En bref
- Ce qu'on coupe est de la kératine morte. Tout ce qui décide de l'épaisseur, de la couleur et de la vitesse se passe dans le bulbe, sous la peau, que les ciseaux n'atteignent jamais.
- L'illusion vient de la coupe elle-même : un cheveu non coupé s'affine vers la pointe, un cheveu coupé présente une section franche, qui pique et paraît plus épaisse.

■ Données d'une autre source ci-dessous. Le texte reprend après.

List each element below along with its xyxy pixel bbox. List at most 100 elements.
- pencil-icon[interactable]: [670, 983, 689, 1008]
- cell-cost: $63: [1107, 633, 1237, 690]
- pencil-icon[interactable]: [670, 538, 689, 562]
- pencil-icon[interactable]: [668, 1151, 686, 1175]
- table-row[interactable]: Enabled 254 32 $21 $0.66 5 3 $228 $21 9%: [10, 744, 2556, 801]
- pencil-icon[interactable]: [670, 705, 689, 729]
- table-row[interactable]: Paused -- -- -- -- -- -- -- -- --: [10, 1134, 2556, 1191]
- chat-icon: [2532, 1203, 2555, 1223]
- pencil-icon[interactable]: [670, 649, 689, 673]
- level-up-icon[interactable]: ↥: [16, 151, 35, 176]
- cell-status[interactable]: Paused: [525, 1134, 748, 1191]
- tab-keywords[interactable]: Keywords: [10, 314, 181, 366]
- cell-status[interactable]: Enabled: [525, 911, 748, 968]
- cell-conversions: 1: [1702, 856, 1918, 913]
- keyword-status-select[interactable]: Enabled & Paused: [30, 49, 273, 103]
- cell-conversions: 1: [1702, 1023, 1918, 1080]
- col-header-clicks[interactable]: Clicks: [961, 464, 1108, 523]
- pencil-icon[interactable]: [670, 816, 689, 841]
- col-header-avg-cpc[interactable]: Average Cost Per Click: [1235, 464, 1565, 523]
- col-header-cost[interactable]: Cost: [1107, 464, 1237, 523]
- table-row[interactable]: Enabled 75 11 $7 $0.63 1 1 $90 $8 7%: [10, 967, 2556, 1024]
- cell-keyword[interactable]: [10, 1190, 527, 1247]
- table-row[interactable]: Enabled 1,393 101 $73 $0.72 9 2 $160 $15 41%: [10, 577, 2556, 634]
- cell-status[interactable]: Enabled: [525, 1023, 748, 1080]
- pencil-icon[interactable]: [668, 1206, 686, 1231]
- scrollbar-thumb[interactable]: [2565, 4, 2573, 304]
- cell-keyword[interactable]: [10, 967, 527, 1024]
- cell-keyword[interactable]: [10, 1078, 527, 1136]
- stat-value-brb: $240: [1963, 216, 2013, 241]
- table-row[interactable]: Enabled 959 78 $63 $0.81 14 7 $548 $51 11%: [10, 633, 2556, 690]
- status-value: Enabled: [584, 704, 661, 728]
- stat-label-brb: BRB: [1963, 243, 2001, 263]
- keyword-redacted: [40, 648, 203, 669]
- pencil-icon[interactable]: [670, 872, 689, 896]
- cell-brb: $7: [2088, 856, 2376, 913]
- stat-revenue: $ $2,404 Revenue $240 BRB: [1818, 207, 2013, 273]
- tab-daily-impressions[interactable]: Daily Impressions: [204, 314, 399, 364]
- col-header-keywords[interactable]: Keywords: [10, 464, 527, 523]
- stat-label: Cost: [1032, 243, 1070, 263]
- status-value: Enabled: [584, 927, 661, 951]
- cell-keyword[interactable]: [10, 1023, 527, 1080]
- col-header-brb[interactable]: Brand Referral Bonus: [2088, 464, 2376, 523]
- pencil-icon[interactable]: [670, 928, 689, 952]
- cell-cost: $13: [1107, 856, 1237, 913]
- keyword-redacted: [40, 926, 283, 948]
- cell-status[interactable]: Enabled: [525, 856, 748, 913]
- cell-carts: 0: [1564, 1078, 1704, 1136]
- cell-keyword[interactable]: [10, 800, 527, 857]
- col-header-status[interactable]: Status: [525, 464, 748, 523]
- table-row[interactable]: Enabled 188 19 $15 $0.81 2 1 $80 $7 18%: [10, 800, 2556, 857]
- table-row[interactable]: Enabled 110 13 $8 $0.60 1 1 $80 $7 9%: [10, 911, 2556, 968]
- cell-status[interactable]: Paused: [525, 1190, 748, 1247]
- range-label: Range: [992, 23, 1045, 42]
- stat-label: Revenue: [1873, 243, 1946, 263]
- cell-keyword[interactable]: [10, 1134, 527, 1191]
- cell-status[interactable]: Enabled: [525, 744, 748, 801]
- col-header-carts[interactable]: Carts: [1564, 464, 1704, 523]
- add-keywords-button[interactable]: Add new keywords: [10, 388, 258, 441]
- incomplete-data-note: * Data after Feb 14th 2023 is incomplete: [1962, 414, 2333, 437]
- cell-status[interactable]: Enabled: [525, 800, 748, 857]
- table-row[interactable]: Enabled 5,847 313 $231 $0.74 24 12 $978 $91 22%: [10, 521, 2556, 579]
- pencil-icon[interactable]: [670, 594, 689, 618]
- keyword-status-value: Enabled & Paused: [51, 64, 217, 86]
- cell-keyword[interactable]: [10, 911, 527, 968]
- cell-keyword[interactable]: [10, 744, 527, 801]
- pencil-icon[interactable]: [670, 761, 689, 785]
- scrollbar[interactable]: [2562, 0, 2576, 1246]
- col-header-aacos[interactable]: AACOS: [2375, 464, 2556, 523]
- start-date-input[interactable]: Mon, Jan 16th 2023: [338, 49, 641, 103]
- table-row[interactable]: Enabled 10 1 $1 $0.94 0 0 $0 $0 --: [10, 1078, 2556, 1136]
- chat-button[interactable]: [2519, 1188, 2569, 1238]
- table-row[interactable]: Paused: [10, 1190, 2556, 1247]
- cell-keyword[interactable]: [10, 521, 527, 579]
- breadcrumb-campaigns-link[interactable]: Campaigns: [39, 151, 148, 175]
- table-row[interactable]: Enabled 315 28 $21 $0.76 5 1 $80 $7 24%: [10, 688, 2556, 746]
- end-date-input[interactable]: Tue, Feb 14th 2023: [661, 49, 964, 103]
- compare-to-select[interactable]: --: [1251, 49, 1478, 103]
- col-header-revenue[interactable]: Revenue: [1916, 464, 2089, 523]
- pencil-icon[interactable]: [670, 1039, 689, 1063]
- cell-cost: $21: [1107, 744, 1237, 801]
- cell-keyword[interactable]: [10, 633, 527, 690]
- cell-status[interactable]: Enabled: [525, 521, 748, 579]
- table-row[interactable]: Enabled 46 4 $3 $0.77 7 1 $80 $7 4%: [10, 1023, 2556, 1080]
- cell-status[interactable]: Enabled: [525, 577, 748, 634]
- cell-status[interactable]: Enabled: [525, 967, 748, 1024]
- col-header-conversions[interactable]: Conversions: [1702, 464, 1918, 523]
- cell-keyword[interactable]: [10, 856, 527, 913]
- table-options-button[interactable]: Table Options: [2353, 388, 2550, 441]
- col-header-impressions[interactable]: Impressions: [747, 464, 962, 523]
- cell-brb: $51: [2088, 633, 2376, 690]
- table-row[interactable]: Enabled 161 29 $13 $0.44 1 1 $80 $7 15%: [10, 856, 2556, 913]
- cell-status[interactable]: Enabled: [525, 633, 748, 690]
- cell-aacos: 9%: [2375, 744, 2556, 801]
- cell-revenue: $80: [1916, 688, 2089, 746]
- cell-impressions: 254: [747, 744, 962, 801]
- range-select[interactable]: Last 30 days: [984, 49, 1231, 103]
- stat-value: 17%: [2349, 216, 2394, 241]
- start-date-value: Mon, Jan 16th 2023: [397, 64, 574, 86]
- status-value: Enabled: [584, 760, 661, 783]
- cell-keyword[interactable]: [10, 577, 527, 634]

- Même chose pour le rasage : le poil repousse identique, mais son extrémité est tranchée au lieu d'être effilée.
Ce qui se passe vraiment
Un cheveu est une tige de kératine morte. Tout ce qui le fabrique — son diamètre, sa couleur, sa vitesse de croissance, la durée de sa vie — se décide dans le bulbe, une structure vivante située à trois ou quatre millimètres sous la peau, alimentée par un petit réseau de vaisseaux. Une paire de ciseaux n’a aucun moyen physique de communiquer avec cet endroit. Couper un cheveu, c’est tailler une planche : cela ne change rien à l’arbre.
Alors pourquoi tout le monde a l’impression du contraire ? À cause de la forme de la pointe.
Un cheveu qui pousse librement s’affine vers son extrémité : elle s’use, se décolore un peu, s’effiloche. Un cheveu coupé, lui, est sectionné net : sur toute sa largeur, il présente un bout plat, de diamètre maximal, qui accroche la lumière et pique sous les doigts. Plus court, il est aussi plus rigide — un cheveu long fléchit sous son propre poids, un cheveu ras tient droit. Trois illusions qui s’additionnent et donnent, très sincèrement, la sensation d’une chevelure plus dense.
C’est encore plus net sur la barbe et sur les jambes rasées, où le contraste entre un duvet effilé et un poil tranché est spectaculaire.
D’où ça vient
D’une observation honnête et d’une conclusion inverse. Les premiers rasages de l’adolescence coïncident avec la poussée hormonale qui épaissit réellement la pilosité : on se rase, les poils deviennent plus durs, on croit tenir la cause. C’est la puberté qui agissait, pas la lame.
La croyance a en outre servi d’argument commode : raser la tête d’un enfant à la belle saison, couper court les cheveux d’un nourrisson, tondre les garçons à la rentrée — autant de gestes d’hygiène ou d’économie qui trouvaient là une justification cosmétique.
Ce qu’il faut en garder
Un conseil vrai, à côté du faux : couper les pointes régulièrement ne fait pas pousser plus vite, mais empêche les fourches de remonter le long de la fibre. Des cheveux qui se cassent moins s’allongent davantage. Le résultat visible est le même, la raison est différente.
Et si vous rasez le duvet d’un bébé en espérant une chevelure plus fournie, vous pouvez vous épargner la peine. Ce qui décide, c’est le bulbe, et il est à l’abri.
Voir aussi : lire dans le noir et les épinards et le fer.
Questions fréquentes
Pourquoi la barbe rasée semble-t-elle plus dure ?
Parce qu'un poil intact se termine en pointe fine, usée par le frottement et la lumière, tandis qu'un poil rasé présente une section plate. Au toucher, c'est nettement plus rêche — alors que le poil est exactement le même.
Couper les pointes fait-il pousser plus vite ?
Non, mais le conseil n'est pas vain : en supprimant les fourches, on évite que la cassure remonte le long de la fibre. Les cheveux ne poussent pas plus vite, ils se cassent moins — donc ils s'allongent davantage.
Sources et méthode
- Physiologie du follicule pileux : le diamètre, la pigmentation et la vitesse de croissance sont déterminés par la papille dermique, située à la base du bulbe.
- Observations expérimentales sur le rasage, dont des essais publiés dès les années 1920, ne montrant aucune modification du diamètre ni de la vitesse de repousse.